To further investigate the degree of structure in DSE^exp, we performed CD measurements on a peptide corresponding to NuG2b’s redesigned N-terminal hairpin, because this region contains the most residual structure in the MD simulations. The CD spectrum of the 20-mer displays a negative minimum at 200 nm that is very similar to that of the spectra of other unfolded states, such as a thermally denatured protein G mutant, but quite distinct from the native NuG2b spectrum (Fig. S6). Moreover, the peptide’s spectrum is invariant over the measured temperature range (293–333 K). Because residual H-bonded structure is very likely to be thermally labile, the temperature invariance of the spectrum implies that the peptide does not contain residual H-bonded structure.

Limits on structure in the DSE^Exp.

HX, CD, and kinetic data produce similar global stabilities and denaturant dependence despite being conducted under a wide range of denaturant concentrations. The extrapolated stability from the denaturant melt at 6 M matches the HX value in water and its dependence on GdmCl. These results, together with the SAXS and peptide CD data and the chevron criterion, indicate that, under native conditions, the chains in DSE^exp are expanded and expose the same amount of surface area as at high denaturant. In addition, the most protected H-bonds, which appear in all 2° structure elements, undergo exchange with the global m-value. All these results point to a cooperative unfolding process to an unstructured ensemble under all measured conditions.

However, the 12 amide sites exchanging with the global m-value have an average ΔG^HX that is 0.4 kcal⋅mol⁻¹ higher than the stability determined using the kinetic data (which requires less extrapolation than the CD data). This mild difference could reflect residual structure, although it is at the level of our statistical error and also could result from minor errors in pH and T, or the inaccuracy of the linear extrapolation. Recently, the same energy difference was observed for the Fyn SH3 domain by Kay and coworkers (28), who likewise interpreted HX as occurring from an unstructured state because the sites exhibited random coil chemical shifts in the DSE.

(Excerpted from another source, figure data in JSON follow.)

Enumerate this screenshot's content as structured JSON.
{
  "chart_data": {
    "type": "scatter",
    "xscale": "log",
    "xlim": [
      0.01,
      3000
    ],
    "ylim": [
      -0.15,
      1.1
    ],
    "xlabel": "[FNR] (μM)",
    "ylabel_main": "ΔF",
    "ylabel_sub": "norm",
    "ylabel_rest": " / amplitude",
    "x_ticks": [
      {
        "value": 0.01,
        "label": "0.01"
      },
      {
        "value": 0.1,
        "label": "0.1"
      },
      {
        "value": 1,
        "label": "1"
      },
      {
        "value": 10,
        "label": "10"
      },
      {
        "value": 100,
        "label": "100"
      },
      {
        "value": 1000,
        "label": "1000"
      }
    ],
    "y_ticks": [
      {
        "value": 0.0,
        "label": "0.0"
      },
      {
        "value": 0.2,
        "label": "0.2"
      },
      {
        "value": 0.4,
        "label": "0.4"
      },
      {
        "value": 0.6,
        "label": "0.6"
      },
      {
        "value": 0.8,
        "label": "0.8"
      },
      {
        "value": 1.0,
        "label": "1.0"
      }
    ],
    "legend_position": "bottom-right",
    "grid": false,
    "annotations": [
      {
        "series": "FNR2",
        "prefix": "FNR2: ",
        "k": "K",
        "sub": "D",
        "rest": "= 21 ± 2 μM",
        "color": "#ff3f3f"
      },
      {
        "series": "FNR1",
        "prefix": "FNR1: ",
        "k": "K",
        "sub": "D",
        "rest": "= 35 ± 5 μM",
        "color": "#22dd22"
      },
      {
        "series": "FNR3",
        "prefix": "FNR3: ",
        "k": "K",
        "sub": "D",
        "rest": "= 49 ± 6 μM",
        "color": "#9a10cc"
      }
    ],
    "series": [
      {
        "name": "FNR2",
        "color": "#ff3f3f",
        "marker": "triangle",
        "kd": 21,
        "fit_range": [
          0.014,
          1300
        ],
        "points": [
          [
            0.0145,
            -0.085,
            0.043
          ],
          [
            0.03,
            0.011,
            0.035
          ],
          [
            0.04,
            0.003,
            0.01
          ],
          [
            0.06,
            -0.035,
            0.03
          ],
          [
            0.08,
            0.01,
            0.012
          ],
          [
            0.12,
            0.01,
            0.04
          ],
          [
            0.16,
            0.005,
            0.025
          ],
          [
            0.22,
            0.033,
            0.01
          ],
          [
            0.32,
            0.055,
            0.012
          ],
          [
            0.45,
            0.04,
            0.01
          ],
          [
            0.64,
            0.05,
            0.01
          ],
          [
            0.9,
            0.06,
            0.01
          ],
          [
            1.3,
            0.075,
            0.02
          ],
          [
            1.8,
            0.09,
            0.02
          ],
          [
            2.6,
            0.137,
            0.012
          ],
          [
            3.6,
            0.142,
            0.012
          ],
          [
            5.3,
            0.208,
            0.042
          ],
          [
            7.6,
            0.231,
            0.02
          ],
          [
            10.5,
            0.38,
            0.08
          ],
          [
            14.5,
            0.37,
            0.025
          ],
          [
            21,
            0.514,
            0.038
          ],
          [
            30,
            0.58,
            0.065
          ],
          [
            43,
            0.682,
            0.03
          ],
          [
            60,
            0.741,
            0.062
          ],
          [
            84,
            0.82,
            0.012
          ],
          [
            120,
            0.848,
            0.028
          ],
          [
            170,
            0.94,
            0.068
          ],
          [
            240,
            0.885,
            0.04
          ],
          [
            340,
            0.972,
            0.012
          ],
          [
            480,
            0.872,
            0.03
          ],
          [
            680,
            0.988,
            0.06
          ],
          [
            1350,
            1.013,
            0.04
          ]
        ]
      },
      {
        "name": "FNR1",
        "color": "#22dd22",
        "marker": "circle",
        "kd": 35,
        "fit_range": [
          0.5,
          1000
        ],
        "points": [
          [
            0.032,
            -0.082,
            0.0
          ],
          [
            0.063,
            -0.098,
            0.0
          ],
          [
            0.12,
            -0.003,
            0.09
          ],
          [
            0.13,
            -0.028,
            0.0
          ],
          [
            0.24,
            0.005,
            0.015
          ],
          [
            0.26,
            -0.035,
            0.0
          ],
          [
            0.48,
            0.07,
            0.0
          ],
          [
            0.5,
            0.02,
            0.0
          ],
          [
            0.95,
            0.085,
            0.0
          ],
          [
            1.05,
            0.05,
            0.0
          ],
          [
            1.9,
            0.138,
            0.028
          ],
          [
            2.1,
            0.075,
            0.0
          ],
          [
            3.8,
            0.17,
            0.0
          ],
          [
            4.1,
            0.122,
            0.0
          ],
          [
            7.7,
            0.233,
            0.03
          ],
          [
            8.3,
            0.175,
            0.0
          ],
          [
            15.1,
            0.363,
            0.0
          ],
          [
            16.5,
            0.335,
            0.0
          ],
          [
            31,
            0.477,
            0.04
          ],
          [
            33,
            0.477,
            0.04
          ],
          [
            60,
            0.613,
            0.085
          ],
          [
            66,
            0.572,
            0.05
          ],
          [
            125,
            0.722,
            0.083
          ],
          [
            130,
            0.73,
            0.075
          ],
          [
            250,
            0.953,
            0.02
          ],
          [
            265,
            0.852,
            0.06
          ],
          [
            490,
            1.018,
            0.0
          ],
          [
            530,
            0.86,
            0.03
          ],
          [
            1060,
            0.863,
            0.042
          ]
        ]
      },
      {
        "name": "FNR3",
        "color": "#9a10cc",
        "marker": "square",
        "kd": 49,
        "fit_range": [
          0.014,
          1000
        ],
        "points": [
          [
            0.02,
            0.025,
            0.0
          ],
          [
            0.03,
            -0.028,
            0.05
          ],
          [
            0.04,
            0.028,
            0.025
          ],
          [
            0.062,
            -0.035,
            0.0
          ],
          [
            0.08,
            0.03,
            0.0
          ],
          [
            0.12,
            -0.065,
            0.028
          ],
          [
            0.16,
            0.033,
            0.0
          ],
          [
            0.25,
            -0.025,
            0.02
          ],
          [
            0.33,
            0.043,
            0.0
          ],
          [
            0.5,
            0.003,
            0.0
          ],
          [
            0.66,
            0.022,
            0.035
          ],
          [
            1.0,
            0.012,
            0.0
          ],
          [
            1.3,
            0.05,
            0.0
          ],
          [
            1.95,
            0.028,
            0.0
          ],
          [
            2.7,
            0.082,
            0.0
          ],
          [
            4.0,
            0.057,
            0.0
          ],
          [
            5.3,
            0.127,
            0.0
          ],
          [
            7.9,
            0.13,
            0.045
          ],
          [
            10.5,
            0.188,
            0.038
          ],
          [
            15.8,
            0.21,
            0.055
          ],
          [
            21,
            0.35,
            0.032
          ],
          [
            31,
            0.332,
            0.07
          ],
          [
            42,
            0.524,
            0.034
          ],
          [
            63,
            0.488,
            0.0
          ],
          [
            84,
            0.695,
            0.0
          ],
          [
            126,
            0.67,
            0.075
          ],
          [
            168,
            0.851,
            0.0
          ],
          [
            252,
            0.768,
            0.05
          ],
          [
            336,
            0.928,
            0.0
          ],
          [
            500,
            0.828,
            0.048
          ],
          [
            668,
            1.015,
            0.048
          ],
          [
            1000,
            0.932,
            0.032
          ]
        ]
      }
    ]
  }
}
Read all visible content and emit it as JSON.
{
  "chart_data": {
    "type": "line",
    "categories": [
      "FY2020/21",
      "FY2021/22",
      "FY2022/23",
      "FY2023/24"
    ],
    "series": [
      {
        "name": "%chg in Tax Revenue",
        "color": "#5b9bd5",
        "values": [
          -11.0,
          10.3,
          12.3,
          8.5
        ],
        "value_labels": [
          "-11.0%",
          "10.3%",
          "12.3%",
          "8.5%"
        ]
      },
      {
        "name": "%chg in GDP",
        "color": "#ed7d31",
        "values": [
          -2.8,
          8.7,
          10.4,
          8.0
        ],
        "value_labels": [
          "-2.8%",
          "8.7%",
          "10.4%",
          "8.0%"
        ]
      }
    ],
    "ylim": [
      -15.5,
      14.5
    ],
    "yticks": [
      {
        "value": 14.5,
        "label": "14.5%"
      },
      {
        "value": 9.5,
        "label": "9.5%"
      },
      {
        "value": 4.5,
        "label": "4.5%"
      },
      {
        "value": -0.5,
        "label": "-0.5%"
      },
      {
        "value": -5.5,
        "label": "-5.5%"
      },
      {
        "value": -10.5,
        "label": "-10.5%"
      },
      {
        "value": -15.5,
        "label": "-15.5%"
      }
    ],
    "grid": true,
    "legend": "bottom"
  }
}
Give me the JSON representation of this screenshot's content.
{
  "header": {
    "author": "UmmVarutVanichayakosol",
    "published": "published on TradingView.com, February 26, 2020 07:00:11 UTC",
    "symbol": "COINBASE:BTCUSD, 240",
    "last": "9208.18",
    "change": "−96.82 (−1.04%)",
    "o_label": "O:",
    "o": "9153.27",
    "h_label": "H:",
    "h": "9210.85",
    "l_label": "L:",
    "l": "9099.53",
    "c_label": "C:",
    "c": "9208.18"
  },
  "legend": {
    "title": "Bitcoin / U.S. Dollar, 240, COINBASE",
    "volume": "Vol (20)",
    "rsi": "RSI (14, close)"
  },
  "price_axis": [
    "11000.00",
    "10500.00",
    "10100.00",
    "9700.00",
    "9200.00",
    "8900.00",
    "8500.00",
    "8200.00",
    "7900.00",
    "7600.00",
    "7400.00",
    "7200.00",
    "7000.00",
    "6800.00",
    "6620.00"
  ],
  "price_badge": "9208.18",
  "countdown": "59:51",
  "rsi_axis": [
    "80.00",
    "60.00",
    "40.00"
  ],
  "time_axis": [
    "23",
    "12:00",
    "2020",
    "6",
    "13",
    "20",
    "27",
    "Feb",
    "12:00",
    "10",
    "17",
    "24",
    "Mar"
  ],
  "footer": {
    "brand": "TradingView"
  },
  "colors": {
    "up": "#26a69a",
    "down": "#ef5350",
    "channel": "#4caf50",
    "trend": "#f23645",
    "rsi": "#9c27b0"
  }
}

Alternatively, low levels of residual H-bonded structure could exist under native conditions. Six amide sites yield ΔG^HX ≥0.4 kcal⋅mol⁻¹, consistent with these H-bonds being formed with K_eq^HB∼1 [ΔG = RT ln (1+ K_eq^HB)]. The sites are located on the N- and C-terminal strands as well as on the helix, so they are unlikely to form in a concerted fashion, and hence other alternatives should be considered such as transient helix formation. Using the recent parameterization of m-values with ASA (17), we estimate that a time average of four helical or six nonlocal H-bonds would reduce the m-value by ∼0.3 kcal⋅mol⁻¹⋅M⁻¹ (and ∼0.04 kcal⋅mol⁻¹⋅M⁻¹ for each additional H-bond). This reduction would noticeably affect the m^HX and m_f-values of 1.3 and 1.1 kcal⋅mol⁻¹⋅M⁻¹, respectively, and ΔG^HX. Hence, we believe this level provides a reasonable upper bound on the amount of residual structure consistent with ΔG^HX and m^HX matching their equilibrium counterparts, the two-state chevron fit with linear folding arms, and the N-terminal hairpin being unstructured in water. The measured R_g, which is consistent with a random coil (23), provides an additional constraint on the level of residual structure.